False Positive Mitigation

Some issues ARE meant to be in PRs:

• Bug reports discovered during implementation
• Documentation issues created while coding
• Test failure tracking

Use --type to distinguish:

• --type=task or --type=feature from contributor → likely personal
• --type=bug discovered during work → may be legitimate project issue

Dependencies

This design enables:

• bd-lfak: PR preflight checks (pollution detection)
• bd-6x6g: Multi-repo target switching in bd create

Success Criteria

1. Contributors can use beads without polluting upstream PRs
2. Zero-friction default: auto-routing based on role detection
3. Explicit override available when needed
4. bd preflight can detect and warn about pollution
5. Clear upgrade path to "graduate" personal issues to project issues

Open Questions

1. Should we warn on first bd create without setup?

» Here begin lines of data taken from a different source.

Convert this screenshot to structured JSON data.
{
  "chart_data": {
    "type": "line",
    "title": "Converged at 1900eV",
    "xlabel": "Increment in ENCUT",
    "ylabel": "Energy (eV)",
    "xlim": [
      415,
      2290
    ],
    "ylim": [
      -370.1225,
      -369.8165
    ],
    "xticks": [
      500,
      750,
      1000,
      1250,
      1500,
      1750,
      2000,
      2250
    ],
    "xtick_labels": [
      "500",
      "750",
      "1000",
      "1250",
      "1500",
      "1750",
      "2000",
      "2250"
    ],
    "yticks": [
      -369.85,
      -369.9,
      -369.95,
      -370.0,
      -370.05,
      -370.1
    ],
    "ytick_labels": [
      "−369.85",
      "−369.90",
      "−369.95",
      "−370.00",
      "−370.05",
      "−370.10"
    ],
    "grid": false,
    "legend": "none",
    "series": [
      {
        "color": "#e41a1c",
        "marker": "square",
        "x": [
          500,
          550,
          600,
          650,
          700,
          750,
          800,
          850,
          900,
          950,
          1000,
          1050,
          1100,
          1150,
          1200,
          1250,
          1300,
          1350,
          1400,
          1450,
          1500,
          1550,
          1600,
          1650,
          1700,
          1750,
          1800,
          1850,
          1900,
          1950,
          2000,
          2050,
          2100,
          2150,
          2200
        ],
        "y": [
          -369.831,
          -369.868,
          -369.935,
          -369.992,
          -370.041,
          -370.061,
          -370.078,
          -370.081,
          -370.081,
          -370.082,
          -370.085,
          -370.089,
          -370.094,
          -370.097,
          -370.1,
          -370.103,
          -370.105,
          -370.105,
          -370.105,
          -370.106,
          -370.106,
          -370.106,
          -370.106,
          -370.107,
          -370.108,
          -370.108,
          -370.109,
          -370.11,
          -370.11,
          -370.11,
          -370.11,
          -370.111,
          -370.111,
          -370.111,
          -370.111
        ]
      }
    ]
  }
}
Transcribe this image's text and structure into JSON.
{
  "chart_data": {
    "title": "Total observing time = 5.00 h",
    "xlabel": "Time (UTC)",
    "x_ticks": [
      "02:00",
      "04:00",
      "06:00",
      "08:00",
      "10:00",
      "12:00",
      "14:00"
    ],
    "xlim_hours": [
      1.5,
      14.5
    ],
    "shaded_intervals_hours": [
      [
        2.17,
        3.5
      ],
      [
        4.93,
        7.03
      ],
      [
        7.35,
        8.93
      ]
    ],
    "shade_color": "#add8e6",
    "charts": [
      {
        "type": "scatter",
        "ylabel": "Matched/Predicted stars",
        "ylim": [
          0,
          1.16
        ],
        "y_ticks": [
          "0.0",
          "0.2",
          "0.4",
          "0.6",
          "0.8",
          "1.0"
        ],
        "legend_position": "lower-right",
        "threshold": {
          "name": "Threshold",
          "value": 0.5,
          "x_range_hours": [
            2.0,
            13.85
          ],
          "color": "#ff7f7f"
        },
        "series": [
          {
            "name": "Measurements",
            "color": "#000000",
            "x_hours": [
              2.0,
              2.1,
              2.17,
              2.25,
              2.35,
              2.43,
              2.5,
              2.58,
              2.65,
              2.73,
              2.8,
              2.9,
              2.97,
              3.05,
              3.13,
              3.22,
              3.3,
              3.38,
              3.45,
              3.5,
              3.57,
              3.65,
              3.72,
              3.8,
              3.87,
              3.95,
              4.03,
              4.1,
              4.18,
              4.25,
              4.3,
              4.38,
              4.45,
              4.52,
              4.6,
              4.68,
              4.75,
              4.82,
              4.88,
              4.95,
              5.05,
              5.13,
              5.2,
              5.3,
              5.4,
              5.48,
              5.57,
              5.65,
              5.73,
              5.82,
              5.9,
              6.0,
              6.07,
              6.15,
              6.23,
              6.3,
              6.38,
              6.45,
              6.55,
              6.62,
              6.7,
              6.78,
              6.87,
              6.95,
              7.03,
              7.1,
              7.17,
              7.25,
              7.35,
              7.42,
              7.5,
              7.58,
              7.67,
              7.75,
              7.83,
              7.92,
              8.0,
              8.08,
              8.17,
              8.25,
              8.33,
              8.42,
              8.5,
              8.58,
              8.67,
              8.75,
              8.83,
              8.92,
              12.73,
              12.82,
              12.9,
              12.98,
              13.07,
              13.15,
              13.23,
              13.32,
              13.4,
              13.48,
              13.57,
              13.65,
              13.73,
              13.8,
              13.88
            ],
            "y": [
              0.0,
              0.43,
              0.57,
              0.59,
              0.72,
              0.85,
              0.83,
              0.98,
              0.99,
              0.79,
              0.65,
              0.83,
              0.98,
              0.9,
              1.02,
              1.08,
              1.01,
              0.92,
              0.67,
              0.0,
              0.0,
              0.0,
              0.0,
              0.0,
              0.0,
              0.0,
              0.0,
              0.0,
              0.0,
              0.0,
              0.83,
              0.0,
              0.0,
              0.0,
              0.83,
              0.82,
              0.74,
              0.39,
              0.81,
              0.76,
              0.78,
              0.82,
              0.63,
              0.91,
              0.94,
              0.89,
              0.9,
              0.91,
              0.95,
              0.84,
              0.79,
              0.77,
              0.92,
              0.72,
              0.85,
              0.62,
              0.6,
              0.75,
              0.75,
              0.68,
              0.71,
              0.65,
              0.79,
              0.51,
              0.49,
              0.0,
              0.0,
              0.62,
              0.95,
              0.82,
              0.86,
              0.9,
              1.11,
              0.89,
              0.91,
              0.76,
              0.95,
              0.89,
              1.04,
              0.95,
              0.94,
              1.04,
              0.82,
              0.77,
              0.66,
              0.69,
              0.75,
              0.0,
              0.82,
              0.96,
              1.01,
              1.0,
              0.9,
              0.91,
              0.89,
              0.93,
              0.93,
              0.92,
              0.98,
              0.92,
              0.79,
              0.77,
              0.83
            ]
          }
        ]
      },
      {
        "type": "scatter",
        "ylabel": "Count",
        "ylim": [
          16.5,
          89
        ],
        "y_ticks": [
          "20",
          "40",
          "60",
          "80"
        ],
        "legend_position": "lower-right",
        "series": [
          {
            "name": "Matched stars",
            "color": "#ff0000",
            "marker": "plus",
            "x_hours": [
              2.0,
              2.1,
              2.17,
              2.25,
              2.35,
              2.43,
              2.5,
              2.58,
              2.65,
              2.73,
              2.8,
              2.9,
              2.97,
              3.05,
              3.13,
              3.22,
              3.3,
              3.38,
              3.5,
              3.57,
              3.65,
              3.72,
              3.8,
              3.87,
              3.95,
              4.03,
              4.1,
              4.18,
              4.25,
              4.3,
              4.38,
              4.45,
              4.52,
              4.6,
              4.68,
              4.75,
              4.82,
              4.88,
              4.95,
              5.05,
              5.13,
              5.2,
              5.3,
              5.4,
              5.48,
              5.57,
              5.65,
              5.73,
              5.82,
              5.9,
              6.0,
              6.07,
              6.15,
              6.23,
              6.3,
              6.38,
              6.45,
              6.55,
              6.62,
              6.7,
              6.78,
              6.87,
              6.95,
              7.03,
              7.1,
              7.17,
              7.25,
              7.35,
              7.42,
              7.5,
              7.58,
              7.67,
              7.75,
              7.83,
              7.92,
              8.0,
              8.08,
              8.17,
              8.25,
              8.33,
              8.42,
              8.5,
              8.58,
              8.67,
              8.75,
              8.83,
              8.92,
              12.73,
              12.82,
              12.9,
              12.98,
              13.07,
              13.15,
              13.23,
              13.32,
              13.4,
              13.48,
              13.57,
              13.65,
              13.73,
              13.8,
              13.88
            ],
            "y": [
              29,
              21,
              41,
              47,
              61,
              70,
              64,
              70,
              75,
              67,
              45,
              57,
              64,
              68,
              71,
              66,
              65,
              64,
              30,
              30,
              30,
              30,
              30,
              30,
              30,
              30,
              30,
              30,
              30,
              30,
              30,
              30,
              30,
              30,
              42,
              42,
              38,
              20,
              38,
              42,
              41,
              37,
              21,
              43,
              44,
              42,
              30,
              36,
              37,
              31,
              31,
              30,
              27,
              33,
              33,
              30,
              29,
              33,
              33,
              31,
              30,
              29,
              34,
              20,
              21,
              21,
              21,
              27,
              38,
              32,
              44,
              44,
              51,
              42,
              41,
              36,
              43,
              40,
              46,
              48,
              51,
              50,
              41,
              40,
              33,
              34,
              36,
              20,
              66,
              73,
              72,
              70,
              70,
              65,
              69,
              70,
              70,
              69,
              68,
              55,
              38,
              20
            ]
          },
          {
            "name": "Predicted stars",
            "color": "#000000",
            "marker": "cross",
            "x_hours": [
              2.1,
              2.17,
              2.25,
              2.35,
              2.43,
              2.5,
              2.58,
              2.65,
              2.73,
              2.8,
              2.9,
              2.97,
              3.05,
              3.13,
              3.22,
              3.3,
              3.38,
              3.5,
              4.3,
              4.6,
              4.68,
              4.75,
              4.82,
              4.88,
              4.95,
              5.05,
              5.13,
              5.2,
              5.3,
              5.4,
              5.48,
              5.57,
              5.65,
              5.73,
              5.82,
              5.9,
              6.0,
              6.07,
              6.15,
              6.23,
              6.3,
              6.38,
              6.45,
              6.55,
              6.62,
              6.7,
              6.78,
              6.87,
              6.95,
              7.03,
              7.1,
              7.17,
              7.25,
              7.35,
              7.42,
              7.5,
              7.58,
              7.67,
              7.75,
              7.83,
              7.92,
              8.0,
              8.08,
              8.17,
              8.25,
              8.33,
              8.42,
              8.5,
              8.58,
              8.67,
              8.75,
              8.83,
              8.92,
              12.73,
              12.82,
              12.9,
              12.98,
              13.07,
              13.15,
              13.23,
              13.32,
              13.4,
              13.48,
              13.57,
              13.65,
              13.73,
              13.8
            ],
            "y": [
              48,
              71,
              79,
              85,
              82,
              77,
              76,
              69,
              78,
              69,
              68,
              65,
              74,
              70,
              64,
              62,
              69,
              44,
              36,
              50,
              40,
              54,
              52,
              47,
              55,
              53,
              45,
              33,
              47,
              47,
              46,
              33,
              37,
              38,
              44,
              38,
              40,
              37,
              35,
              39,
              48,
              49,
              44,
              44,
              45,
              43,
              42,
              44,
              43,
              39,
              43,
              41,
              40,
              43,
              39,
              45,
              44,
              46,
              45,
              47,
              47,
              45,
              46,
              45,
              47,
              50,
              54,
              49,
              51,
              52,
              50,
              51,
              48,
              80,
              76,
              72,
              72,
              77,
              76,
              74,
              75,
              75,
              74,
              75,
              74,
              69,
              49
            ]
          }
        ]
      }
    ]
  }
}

   • Pro: Prevents accidental pollution
   • Con: Friction for new users who may be maintainers

2. Should personal database be auto-created?

   • Pro: True zero-friction
   • Con: Creates files user didn't ask for

3. How to handle CI environments?

   • CI typically has HTTPS access even for maintainers
   • Need explicit beads.role=maintainer config or skip routing in CI

Appendix: Role Detection Algorithm

1. Check git config beads.role
   - If "maintainer" → Maintainer
   - If "contributor" → Contributor

2. Get push URL: git remote get-url --push origin
   - If starts with git@ or ssh:// → Maintainer (SSH access implies write)
   - If contains @ (credentials) → Maintainer
   - If HTTPS without credentials → Contributor

3. Default → Contributor (safe fallback)

This algorithm prioritizes safety: when in doubt, route to personal database to avoid accidental pollution.